Scaling Out Web Tiers — Part I

March 26th, 2009 by Rich H.

Congratulations! If you’re reading this, you’re likely the proud owner of a website that’s crossed into the territory of requiring either high-availability hosting or additional performance.

Let’s assume, for the sake of this example, your web tier is running .NET and your database is running on a separate stand-alone server. If you’re still running both your web and DB tier on the same server, you should separate those roles before reading any further. The methods for scaling a web tier are generally not compatible with having a combined web/db tier.

Whether the goal is reliability, performance, or both, you’re going to need some way of balancing or directing incoming load to your web site across multiple servers. This is generally done with a hardware load balancer. It can also be accomplished through many varieties of software load balancing or DNS tricks, but there are many limitations you’ll face. Some of these typical limitations encountered with software load balancing are:

  1. Inefficient use of network gear, and sometimes incompatibility with existing network gear
  2. Supports fewer servers
  3. Typically no re-connection or session-storing options
  4. All servers must be on the same subnet
  5. Higher-end equipment needed to support the additional task of your servers performing the load balancing
  6. Generally no way to provide redundancy to the actual load balancing tier

Hardware load balancers whose only role in life is to disperse visitors to your website are more efficient/reliable in comparison to any software-based solution, and are the clear choice for any business-driven web presence.

Selecting the right load balancer is a crucial step in this scaling-out process. Inexpensive load balancers perform a quick check to make sure the web server they’re about to send traffic to is alive and responding. Unfortunately, they don’t care what that response is. Your web server could be responding with, “ERROR: 9009 — Please send help, my drives are on fire!!”. This is certainly not what you would want your customers to see when visiting your site.
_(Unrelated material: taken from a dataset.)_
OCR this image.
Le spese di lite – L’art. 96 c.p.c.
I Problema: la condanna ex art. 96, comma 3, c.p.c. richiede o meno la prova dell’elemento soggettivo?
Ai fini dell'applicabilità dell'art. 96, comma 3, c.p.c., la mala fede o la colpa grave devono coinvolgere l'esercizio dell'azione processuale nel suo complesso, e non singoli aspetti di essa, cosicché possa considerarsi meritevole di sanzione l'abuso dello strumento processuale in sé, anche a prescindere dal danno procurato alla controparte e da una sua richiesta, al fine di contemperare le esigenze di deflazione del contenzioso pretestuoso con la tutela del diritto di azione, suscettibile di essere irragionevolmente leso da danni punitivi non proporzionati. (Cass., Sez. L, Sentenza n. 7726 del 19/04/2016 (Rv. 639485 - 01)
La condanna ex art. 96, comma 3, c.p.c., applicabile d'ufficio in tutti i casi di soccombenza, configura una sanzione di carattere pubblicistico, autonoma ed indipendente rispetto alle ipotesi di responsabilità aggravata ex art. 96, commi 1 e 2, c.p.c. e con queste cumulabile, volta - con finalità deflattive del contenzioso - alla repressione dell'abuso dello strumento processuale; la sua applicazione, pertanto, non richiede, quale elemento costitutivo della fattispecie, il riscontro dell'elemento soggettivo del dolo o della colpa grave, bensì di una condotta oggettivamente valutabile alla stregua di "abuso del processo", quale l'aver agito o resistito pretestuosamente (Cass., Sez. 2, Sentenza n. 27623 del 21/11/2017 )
A full-featured application-aware load balancer has the intelligence to determine if your website is responding correctly before sending traffic there. For example, you could create a test page on your website for the load balancer to check that assembles a few variables in .NET and makes a call to your database tier. If .NET fails to assemble the variables, or the database call fails, the correct string is not returned and the load balancer will not send traffic to that web server.